Anyway's, its all about going fast.
But Max, you're missing his point. Do the math, translate that all into MPH, and get back to us. Presumably you have course length.

So riddle me this EpicSkiers... Who is faster in a straightline tuck... heavy person (220 pounds) in a jacket or a featherweight (110 pounds) in a suit? Gear and ability even other than the suit.

Talk amongst yourselves..

They would have the same speed. 30mph is 30mph. They would accelate differently though. The heavier skier would accelerate faster than the light skier because weight is a bigger factor than the coefficent of drag.
The difference between speed and acceleration is a concept lost on many though.

Friend of mine, woman, 90 pounds soaking wet, grew up skiing alta since a toddler. A 220# guy we worked with didn't believe the rumors about how good she was and challenged her to a race--trouble was, he wanted to race the Squaw Mountain Run--a low angle groomer you can easily straightline if no one is in the way,  and she wanted to race West Face of KT in full bump conditions (a beginner run for her--she just skied the troughs down the fall line--no speed check at all.) Needless to say, the race never happened.

Quote:

They would have the same speed. 30mph is 30mph. They would accelate differently though. The heavier skier would accelerate faster than the light skier because weight is a bigger factor than the coefficent of drag.
The difference between speed and acceleration is a concept lost on many though.

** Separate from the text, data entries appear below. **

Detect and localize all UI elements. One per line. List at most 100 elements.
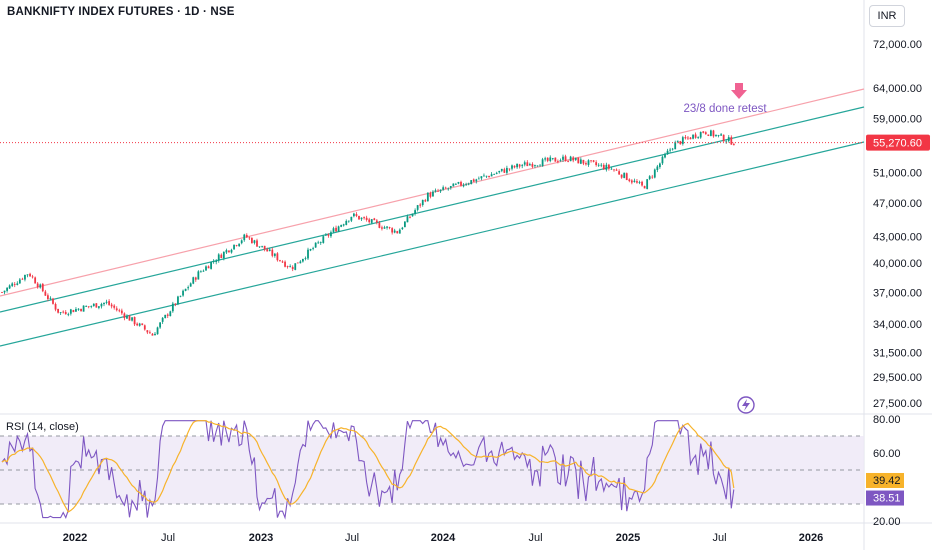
candle-body [355, 214, 358, 216]
candle-body [559, 160, 562, 162]
candle-body [493, 174, 496, 175]
time-tick-label: Jul [528, 532, 542, 544]
candle-body [666, 150, 669, 155]
candle-body [62, 311, 65, 313]
candle-body [192, 277, 195, 284]
candle-body [702, 131, 705, 133]
candle-body [138, 323, 141, 326]
candle-body [174, 303, 177, 305]
time-tick-label: 2024 [431, 532, 456, 544]
candle-body [625, 173, 628, 181]
candle-body [592, 160, 595, 162]
candle-body [579, 159, 582, 164]
rsi-line [1, 420, 735, 520]
candle-body [452, 183, 455, 187]
candle-body [59, 312, 62, 314]
candle-body [551, 158, 554, 159]
candle-body [103, 302, 105, 305]
candle-body [358, 215, 360, 220]
candle-body [694, 134, 697, 138]
last-price-label: 55,270.60 [873, 138, 922, 150]
candle-body [85, 306, 88, 307]
price-axis[interactable]: 72,000.00 64,000.00 59,000.00 51,000.00 47,0… [0, 39, 930, 410]
price-tick-label: 51,000.00 [873, 168, 922, 180]
candle-body [187, 287, 190, 289]
candle-body [518, 164, 521, 167]
candle-body [268, 249, 271, 251]
candle-body [171, 303, 174, 312]
time-tick-label: 2022 [63, 532, 87, 544]
candle-body [485, 175, 488, 177]
currency-button[interactable]: INR [869, 5, 905, 27]
candle-body [692, 134, 694, 139]
candle-body [620, 174, 623, 178]
annotation-text: 23/8 done retest [683, 103, 767, 115]
candle-body [569, 156, 572, 162]
candle-body [302, 258, 304, 262]
candle-body [661, 156, 664, 164]
candle-body [360, 217, 363, 220]
candle-body [659, 163, 661, 168]
candle-body [307, 249, 309, 259]
channel-lower-trendline [0, 141, 865, 347]
candle-body [506, 167, 508, 173]
candle-body [210, 262, 212, 269]
candle-body [638, 182, 641, 184]
rsi-tick-label: 60.00 [873, 448, 901, 460]
candle-body [587, 160, 590, 165]
candle-body [146, 330, 149, 333]
candle-body [11, 283, 14, 286]
candle-body [182, 290, 184, 296]
candle-body [465, 184, 467, 186]
trendlines[interactable] [0, 88, 865, 347]
candle-body [332, 228, 335, 232]
candle-body [508, 168, 511, 170]
candle-body [727, 137, 730, 142]
candle-body [669, 149, 671, 151]
candle-body [115, 308, 118, 311]
candle-body [689, 137, 692, 140]
candle-body [291, 266, 294, 270]
time-axis[interactable]: 2022 Jul 2023 Jul 2024 Jul 2025 Jul 2026 [63, 532, 823, 544]
candle-body [363, 217, 365, 219]
candle-body [197, 271, 200, 280]
candle-body [636, 181, 638, 183]
candle-body [488, 176, 490, 178]
candle-body [26, 274, 29, 276]
candle-body [370, 219, 373, 223]
candle-body [597, 164, 600, 166]
candle-body [304, 258, 307, 259]
candle-body [388, 227, 391, 229]
candle-body [92, 303, 95, 306]
candle-body [406, 216, 409, 223]
candle-body [722, 134, 725, 142]
candle-body [595, 162, 598, 166]
candle-body [212, 261, 215, 263]
candle-body [419, 204, 422, 206]
candle-body [521, 165, 524, 167]
candle-body [462, 184, 465, 187]
rsi-ma-badge [866, 472, 904, 488]
candle-body [286, 266, 289, 267]
candle-body [166, 314, 169, 316]
candle-body [434, 190, 437, 192]
candle-body [245, 234, 248, 238]
candle-body [189, 283, 192, 287]
candle-body [681, 137, 684, 144]
candle-body [294, 263, 297, 270]
candle-body [347, 220, 350, 222]
candle-body [641, 181, 643, 186]
rsi-tick-label: 80.00 [873, 414, 901, 426]
candle-body [393, 230, 396, 233]
arrow-down-icon [735, 83, 743, 90]
candle-body [585, 163, 587, 165]
candle-body [1, 292, 3, 293]
candle-body [31, 276, 34, 278]
candle-body [230, 249, 233, 253]
candle-body [437, 190, 439, 192]
candle-body [432, 191, 434, 197]
candle-body [330, 232, 332, 237]
candle-body [296, 262, 299, 264]
candle-body [712, 130, 715, 137]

Apparently so is gravitational theory.

Quote:
Originally Posted by TreeFiter

Quote:

They would have the same speed. 30mph is 30mph. They would accelate differently though. The heavier skier would accelerate faster than the light skier because weight is a bigger factor than the coefficent of drag.
The difference between speed and acceleration is a concept lost on many though.

Apparently so is gravitational theory.

David Scott, Commander Apollo 15, conducts gravitational demonstration on the Moon. August 1971.

(Joe Allen on radio at Mission Control. Jim Irwin is the other astronaut on Moon)

http://youtu.be/KDp1tiUsZw8

Quote:
Originally Posted by sibhusky

But Max, you're missing his point. Do the math, translate that all into MPH, and get back to us. Presumably you have course length.

No. Course length is not measured. Vertical drop is, number of gates. Even in FIS there's no course length. How would one measure course length? Average line taken, line by winner, line by mid finisher?

In the future we may see this stat as some sort of extrapolated measurement from straight lines between turning gates. It would be fairly easy to measure with a laser between gates, then have a program calculate it out.